Failure Analysis: Identify structural weaknesses and resonance anomalies.
6.2 Production Stage
Quality Control: Online detection of resonance frequency consistency.
Parameter Screening: Grade devices based on vibration characteristics.
Reliability Assessment: Monitor performance changes during long-term use.
6.3 Typical Application Devices
MEMS Accelerometers
Gyroscopes
Micro-Mirror Arrays
RF MEMS Switches
Micro-Pressure Sensors
7. Implementation Case Study
Test Object: Silicon-based MEMS Micro-Mirror Array
Test Content:
Resonance frequency testing of a single micro-mirror unit.
Frequency consistency check across the array.
Modal analysis during operation.
Test Results:
Resonance Frequency Consistency: ±0.5%
Scan Angle Linearity: > 99%
Identified abnormal vibration modes, guiding design improvements.
Conclusion:
The Dynatronic VibroMicro VM-S-100 Laser Doppler Vibrometer provides a perfect vibration measurement solution for MEMS devices.
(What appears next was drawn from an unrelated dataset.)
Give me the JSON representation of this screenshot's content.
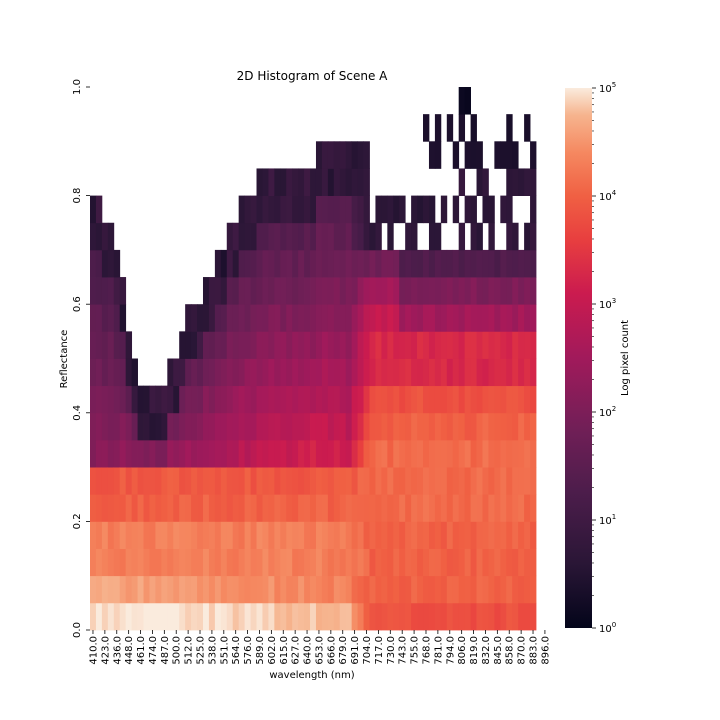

Its exceptional resolution, bandwidth, and non-contact characteristics enable precise characterization of the dynamic performance of MEMS structures, providing reliable data support for R&D optimization and quality control. This technology has become an indispensable measurement tool in the MEMS field, driving micro/nano technology towards higher performance.